Most bikers have ridden at night. Sometimes you can’t avoid it, or maybe you just enjoy it! It can be pretty, with city lights or starry skies and the open road – but it can also be extremely dangerous. Riding a motorcycle at night is not impossible, you just need to make smart choices and be cautious on the darker roads.

The number one cause of nighttime accidents is a lack of visibility. Beyond the obvious lack of sunlight, riders experience impaired depth perception vision impairment due to fatigue. When riding with decreased visibility, try the following:

  • Lower Speed. Slow down. Follow the night riding common rule-of-thumb: never outride your headlights. For example, if your headlights shine to the tree line, make sure you can stop before you pass the tree line. This will prevent you from riding too fast into an unseen object or hazard.
  • Adaptive Headlights. Standard headlights provide minimal illumination. Adaptive LED headlights provide a brighter view of the road with an intuitive mechanism that compensates for turns. The angle of the headlight shifts to illuminate the lane in front of you, not the other side of the road.
  • Visor Wipes. Smudges, dead bugs and dirt on your helmet can cause obstructions in your vision when riding, especially at night. The debris on your visor will refract the light of oncoming traffic, inhibiting your eyesight. Keep a travel size pack of wipes on your bike so you can clean your visor. You never know when you might need to ride at night.

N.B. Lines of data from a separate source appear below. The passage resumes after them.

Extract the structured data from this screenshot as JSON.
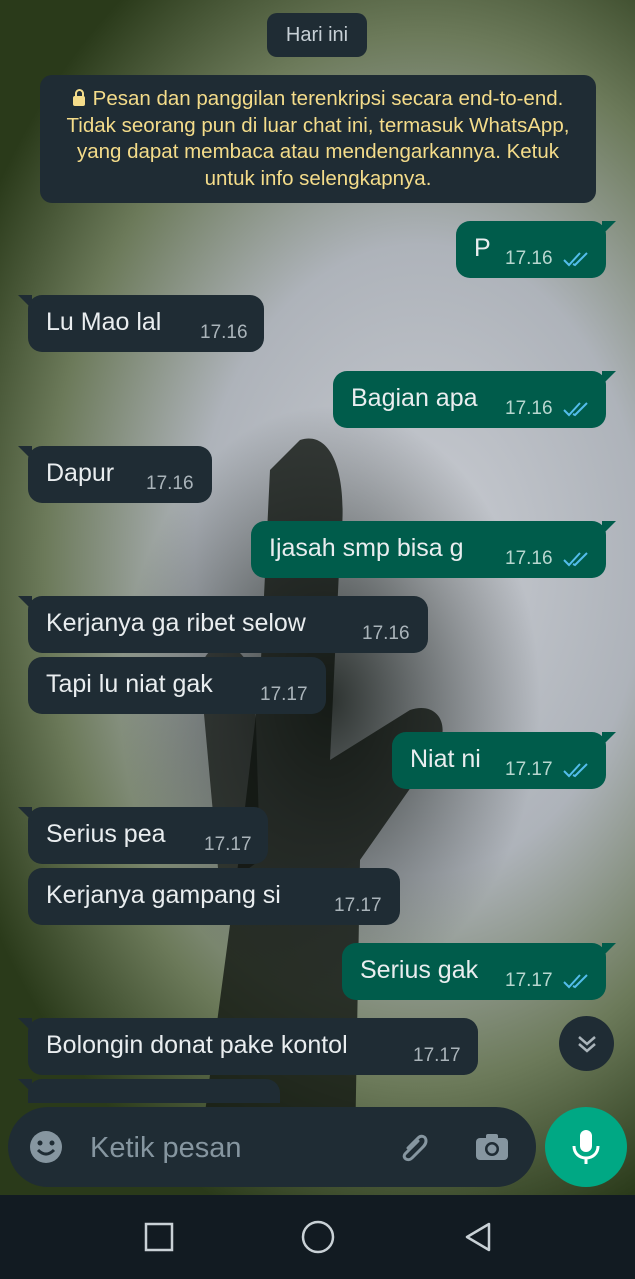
{
  "date_chip": "Hari ini",
  "encryption_notice": "Pesan dan panggilan terenkripsi secara end-to-end. Tidak seorang pun di luar chat ini, termasuk WhatsApp, yang dapat membaca atau mendengarkannya. Ketuk untuk info selengkapnya.",
  "messages": [
    {
      "direction": "out",
      "text": "P",
      "time": "17.16",
      "status": "read"
    },
    {
      "direction": "in",
      "text": "Lu Mao lal",
      "time": "17.16"
    },
    {
      "direction": "out",
      "text": "Bagian apa",
      "time": "17.16",
      "status": "read"
    },
    {
      "direction": "in",
      "text": "Dapur",
      "time": "17.16"
    },
    {
      "direction": "out",
      "text": "Ijasah smp bisa g",
      "time": "17.16",
      "status": "read"
    },
    {
      "direction": "in",
      "text": "Kerjanya ga ribet selow",
      "time": "17.16"
    },
    {
      "direction": "in",
      "text": "Tapi lu niat gak",
      "time": "17.17"
    },
    {
      "direction": "out",
      "text": "Niat ni",
      "time": "17.17",
      "status": "read"
    },
    {
      "direction": "in",
      "text": "Serius pea",
      "time": "17.17"
    },
    {
      "direction": "in",
      "text": "Kerjanya gampang si",
      "time": "17.17"
    },
    {
      "direction": "out",
      "text": "Serius gak",
      "time": "17.17",
      "status": "read"
    },
    {
      "direction": "in",
      "text": "Bolongin donat pake kontol",
      "time": "17.17"
    }
  ],
  "composer": {
    "placeholder": "Ketik pesan"
  },
  "icons": {
    "emoji": "emoji-icon",
    "attach": "paperclip-icon",
    "camera": "camera-icon",
    "mic": "microphone-icon",
    "scroll": "double-chevron-down-icon",
    "nav_recents": "square-icon",
    "nav_home": "circle-icon",
    "nav_back": "triangle-back-icon",
    "read_receipt": "double-check-icon"
  },
  "colors": {
    "incoming_bubble": "#1f2c34",
    "outgoing_bubble": "#005c4b",
    "accent": "#00a884",
    "read_tick": "#53bdeb",
    "notice_text": "#f4dc8a"
  }
}
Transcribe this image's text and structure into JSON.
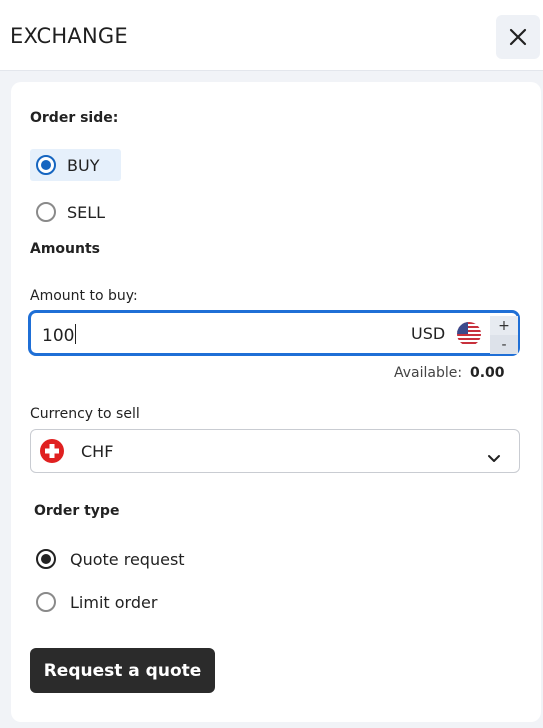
{
  "header": {
    "title": "EXCHANGE",
    "close_icon": "close-icon"
  },
  "order_side": {
    "label": "Order side:",
    "options": [
      {
        "label": "BUY",
        "selected": true
      },
      {
        "label": "SELL",
        "selected": false
      }
    ]
  },
  "amounts": {
    "heading": "Amounts",
    "amount_label": "Amount to buy:",
    "amount_value": "100",
    "currency": "USD",
    "currency_flag": "us-flag-icon",
    "increment": "+",
    "decrement": "-",
    "available_label": "Available:",
    "available_value": "0.00"
  },
  "currency_to_sell": {
    "label": "Currency to sell",
    "value": "CHF",
    "flag": "swiss-flag-icon"
  },
  "order_type": {
    "label": "Order type",
    "options": [
      {
        "label": "Quote request",
        "selected": true
      },
      {
        "label": "Limit order",
        "selected": false
      }
    ]
  },
  "actions": {
    "submit_label": "Request a quote"
  },
  "colors": {
    "accent": "#1f6fd6",
    "selected_bg": "#e6f0fb",
    "button_bg": "#2b2b2b",
    "swiss_red": "#e02020"
  }
}
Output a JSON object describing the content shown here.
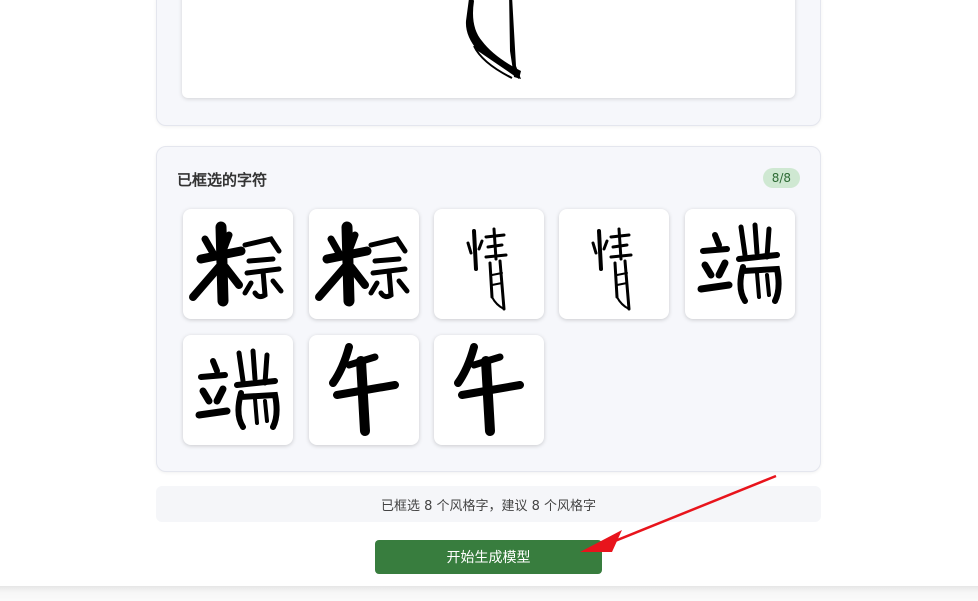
{
  "selected_panel": {
    "title": "已框选的字符",
    "badge": "8/8",
    "glyphs": [
      {
        "char": "粽"
      },
      {
        "char": "粽"
      },
      {
        "char": "情"
      },
      {
        "char": "情"
      },
      {
        "char": "端"
      },
      {
        "char": "端"
      },
      {
        "char": "午"
      },
      {
        "char": "午"
      }
    ]
  },
  "tip": {
    "text": "已框选 8 个风格字，建议 8 个风格字"
  },
  "actions": {
    "generate_label": "开始生成模型"
  },
  "annotation": {
    "arrow_color": "#e8141c"
  },
  "colors": {
    "primary_button": "#387d3e",
    "badge_bg": "#cfe8d2",
    "badge_text": "#2e6b35"
  }
}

There are other hazards to consider when riding at night. If you live in the country, animals such as deer are more likely to make an appearance in the evening. Be cautious and watch out for animals crossing the road. Country and city riders alike should be vigilant for inebriated drivers, especially on the weekend. According to the Insurance Institute for Highway Safety, "Forty-eight percent of motorcyclist deaths in 2018 occurred on weekends, and those deaths were more likely to occur after 6 p.m. compared with weekdays." Proactive driving, additional lighting and slower speeds will help keep you safe when riding your motorcycle at night.